It is deeply interesting to trace in this sombre yet fantastically romantic play of Pericles the germs of all his succeeding works.
Marina and her mother, long lost and late recovered by a sorrowing king, are the preliminary studies for Perdita and Hermione in A Winter's Tale. Perdita, as her name tells us, is lost and is living, ignorant of her parentage, in a strange country. Marina's flower-strewing suggests Perdita's distribution of blossoms, accompanied by words which reveal a profound understanding of flower-nature, and Hermione is recovered by Leontes as is Thaisa by Pericles.
The wicked stepmother in Cymbeline corresponds to the wicked foster-mother in Pericles. She hates Imogen as Dionyza hates Marina. Pisanio is supposed to have murdered her as Leonine is believed to have slain Marina, and Cymbeline recovers both sons and daughter as Pericles his wife and child.
The tendency to substitute some easy process of explanation, such as melodramatic music or supernatural revelation, in the place of severe dramatic technique, which appears at this time, betrays a certain weariness of the demands of the art. Diana appears to the slumbering Pericles as Jupiter does to Posthumus in Cymbeline.
But it is for The Tempest that Pericles more especially prepares us. The attitude of the melancholy prince towards his daughter seems to foreshadow that of the noble Prospero towards his child Miranda. Prospero is also living in exile from his home. But it is Cerimon who approaches more nearly in character to Prospero. Note his great speech:
"I held it ever,
Virtue and cunning were endowments greater
Than nobleness and richer: careless heirs
May the two latter darken and expend;
But immortality attends the former,
Making a man a god. 'Tis known I ever
Have studied physic, through which secret art,
By turning o'er authorities, I have,
Together with my practice, made familiar
To me and to my aid the blest infusions
That dwell in vegetives, in metals, stones;
And I can speak of the disturbances
That Nature works, and of her cures; which doth give me
A more content in course of true delight
Than to be thirsty after tottering honour
Or tie my treasure up in silken bags,
To please the fool and death" (Act iii. sc. 2).

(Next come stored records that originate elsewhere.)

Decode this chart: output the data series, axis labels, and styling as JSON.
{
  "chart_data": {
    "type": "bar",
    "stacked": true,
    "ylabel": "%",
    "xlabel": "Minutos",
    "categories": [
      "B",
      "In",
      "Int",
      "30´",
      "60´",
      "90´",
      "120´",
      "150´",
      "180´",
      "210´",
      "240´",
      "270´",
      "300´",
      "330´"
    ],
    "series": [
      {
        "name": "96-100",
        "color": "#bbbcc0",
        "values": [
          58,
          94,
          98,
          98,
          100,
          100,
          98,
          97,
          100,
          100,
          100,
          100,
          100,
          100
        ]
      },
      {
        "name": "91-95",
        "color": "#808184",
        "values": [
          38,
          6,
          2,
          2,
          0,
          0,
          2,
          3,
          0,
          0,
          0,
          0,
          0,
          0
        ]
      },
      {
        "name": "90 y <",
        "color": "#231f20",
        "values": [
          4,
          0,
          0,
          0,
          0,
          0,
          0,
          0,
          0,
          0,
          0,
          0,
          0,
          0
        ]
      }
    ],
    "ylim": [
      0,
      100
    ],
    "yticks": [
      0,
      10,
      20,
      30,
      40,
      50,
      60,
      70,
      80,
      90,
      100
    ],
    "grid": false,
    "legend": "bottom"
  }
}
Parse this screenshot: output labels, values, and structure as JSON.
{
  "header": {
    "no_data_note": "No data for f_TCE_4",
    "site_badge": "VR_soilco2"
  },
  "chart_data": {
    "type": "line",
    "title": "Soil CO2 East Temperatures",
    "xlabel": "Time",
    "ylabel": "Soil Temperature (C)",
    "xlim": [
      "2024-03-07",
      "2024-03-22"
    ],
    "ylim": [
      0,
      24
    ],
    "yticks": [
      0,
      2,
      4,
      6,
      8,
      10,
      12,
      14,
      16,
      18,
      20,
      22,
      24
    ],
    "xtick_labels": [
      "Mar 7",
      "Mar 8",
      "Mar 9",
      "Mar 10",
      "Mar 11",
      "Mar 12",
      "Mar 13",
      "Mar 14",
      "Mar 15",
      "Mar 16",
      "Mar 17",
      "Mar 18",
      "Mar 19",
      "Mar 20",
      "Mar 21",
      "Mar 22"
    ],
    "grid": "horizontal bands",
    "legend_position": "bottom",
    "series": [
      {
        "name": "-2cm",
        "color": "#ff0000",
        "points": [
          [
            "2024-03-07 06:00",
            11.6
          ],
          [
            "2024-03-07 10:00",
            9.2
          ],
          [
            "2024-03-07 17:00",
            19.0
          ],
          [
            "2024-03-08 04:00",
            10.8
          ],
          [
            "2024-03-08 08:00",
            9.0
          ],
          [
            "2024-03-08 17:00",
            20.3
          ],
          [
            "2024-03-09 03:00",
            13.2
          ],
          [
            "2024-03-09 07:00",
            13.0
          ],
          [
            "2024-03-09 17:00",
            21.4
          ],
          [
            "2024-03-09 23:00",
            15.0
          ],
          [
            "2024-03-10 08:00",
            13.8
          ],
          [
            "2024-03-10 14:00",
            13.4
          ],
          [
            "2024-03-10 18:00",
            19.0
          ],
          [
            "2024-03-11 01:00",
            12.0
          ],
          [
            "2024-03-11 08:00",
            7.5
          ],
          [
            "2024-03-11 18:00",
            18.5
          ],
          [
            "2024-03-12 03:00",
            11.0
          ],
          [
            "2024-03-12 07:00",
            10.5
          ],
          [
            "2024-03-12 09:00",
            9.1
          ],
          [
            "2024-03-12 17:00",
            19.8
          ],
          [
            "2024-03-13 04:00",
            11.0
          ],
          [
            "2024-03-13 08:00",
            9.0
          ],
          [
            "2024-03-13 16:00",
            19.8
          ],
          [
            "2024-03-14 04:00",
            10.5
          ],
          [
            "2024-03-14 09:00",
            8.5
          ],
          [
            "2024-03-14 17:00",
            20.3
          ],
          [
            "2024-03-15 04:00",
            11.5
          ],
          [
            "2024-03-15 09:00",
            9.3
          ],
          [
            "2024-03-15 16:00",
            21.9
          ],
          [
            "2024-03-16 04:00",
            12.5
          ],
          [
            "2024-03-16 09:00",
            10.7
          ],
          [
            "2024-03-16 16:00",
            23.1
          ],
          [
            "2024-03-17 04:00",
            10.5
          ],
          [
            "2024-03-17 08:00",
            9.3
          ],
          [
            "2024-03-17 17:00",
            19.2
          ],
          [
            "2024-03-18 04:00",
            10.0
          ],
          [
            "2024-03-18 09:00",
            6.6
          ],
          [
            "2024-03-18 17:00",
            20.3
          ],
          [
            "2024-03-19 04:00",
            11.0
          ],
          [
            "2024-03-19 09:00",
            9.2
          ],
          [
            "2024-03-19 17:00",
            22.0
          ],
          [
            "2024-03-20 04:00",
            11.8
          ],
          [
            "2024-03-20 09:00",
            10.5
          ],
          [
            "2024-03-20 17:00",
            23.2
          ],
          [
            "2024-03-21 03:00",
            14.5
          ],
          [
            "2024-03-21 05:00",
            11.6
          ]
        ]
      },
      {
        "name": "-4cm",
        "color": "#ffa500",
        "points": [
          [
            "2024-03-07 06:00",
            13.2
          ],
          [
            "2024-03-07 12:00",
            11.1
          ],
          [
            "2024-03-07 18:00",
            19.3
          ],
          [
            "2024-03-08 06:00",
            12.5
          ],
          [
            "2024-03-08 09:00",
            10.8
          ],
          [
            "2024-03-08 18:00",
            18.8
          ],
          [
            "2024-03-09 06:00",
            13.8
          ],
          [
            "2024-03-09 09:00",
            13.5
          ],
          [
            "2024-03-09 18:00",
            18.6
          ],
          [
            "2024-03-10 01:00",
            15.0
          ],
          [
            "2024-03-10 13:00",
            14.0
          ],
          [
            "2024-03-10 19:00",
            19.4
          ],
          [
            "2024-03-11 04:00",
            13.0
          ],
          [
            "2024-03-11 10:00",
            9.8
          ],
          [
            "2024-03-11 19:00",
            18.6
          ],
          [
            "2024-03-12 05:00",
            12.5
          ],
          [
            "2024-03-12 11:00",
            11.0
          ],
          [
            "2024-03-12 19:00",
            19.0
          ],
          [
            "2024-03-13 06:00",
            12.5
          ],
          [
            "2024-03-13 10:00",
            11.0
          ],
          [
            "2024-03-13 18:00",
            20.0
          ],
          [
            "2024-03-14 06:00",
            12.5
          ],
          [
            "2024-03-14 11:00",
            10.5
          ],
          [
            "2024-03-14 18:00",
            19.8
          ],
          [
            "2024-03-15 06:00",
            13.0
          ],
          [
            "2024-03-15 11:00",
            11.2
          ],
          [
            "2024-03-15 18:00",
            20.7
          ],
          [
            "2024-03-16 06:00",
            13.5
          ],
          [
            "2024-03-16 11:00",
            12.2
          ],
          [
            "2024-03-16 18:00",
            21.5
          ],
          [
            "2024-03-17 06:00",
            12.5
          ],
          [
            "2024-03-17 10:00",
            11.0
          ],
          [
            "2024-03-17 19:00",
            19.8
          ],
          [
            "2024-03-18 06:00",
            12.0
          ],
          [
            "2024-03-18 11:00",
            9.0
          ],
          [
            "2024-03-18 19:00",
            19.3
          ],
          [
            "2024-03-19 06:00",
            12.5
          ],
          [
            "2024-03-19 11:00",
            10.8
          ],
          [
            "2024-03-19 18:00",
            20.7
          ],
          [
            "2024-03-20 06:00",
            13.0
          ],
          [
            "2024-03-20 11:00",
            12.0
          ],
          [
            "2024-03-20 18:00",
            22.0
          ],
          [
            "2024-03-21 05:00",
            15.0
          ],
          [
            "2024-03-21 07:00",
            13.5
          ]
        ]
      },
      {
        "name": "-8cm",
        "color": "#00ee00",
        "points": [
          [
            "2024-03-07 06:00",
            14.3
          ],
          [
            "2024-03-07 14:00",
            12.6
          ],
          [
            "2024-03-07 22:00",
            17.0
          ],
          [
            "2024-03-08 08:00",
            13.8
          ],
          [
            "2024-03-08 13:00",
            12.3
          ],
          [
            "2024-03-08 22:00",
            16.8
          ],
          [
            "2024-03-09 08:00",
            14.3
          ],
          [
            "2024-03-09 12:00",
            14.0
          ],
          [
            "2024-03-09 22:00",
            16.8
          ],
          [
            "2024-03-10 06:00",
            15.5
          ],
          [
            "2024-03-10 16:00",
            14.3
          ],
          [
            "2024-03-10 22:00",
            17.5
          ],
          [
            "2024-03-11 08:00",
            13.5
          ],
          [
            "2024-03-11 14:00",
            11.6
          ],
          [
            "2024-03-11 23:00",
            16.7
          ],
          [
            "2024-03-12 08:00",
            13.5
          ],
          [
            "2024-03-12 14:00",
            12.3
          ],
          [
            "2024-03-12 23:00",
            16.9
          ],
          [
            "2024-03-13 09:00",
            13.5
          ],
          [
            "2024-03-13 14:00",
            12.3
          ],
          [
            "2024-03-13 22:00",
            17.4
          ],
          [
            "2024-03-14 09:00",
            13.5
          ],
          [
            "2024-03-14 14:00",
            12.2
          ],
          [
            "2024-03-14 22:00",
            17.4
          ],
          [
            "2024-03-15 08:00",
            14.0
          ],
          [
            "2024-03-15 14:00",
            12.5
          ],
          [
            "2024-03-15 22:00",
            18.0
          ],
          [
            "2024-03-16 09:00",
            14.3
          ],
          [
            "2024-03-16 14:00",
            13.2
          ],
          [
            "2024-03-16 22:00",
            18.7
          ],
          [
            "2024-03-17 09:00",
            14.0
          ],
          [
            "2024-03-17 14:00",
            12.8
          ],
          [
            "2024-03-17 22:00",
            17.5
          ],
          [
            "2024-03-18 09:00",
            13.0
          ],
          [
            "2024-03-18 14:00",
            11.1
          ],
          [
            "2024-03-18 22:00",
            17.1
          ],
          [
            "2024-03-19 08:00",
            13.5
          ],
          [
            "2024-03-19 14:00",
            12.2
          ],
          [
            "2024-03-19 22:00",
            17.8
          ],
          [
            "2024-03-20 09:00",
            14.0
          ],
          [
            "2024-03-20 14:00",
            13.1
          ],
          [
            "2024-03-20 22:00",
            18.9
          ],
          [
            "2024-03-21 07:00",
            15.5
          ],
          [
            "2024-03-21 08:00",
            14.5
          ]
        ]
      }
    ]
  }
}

The position in which Thaisa and Pericles stand in the second act towards the angry father, who has in reality no serious objection to their union, closely resembles that of Ferdinand and Miranda before the feigned wrath of Prospero. Most notable of all is the preliminary sketch we find in Pericles of the tempest which ushers in the play of that name. Over and above the resemblance between the storm scenes, we have Marina's description of the hurricane during which she was born (Pericles, Act iv. sc. I), and Ariel's description of the shipwreck (Tempest, Act i. sc. 2).
Many other slight touches prove a relationship between the two plays. In The Tempest (Act ii. sc. I), as in Pericles (Act v. sc. I), we have soothing slumbrous music and, mention of harpies (Tempest, Act iii. sc. 3, and Pericles, Act iv. sc. 3). The words "virgin knot," so charmingly used by Marina:
"If fires be hot, knives sharp, or waters deep,
Untied I still my virgin knot will keep" (Act iv. sc. 2),
are also employed by Prospero in reference to Miranda in The Tempest (Act iv. sc. I); and it will be observed that these are the only two instances in which they occur in Shakespeare.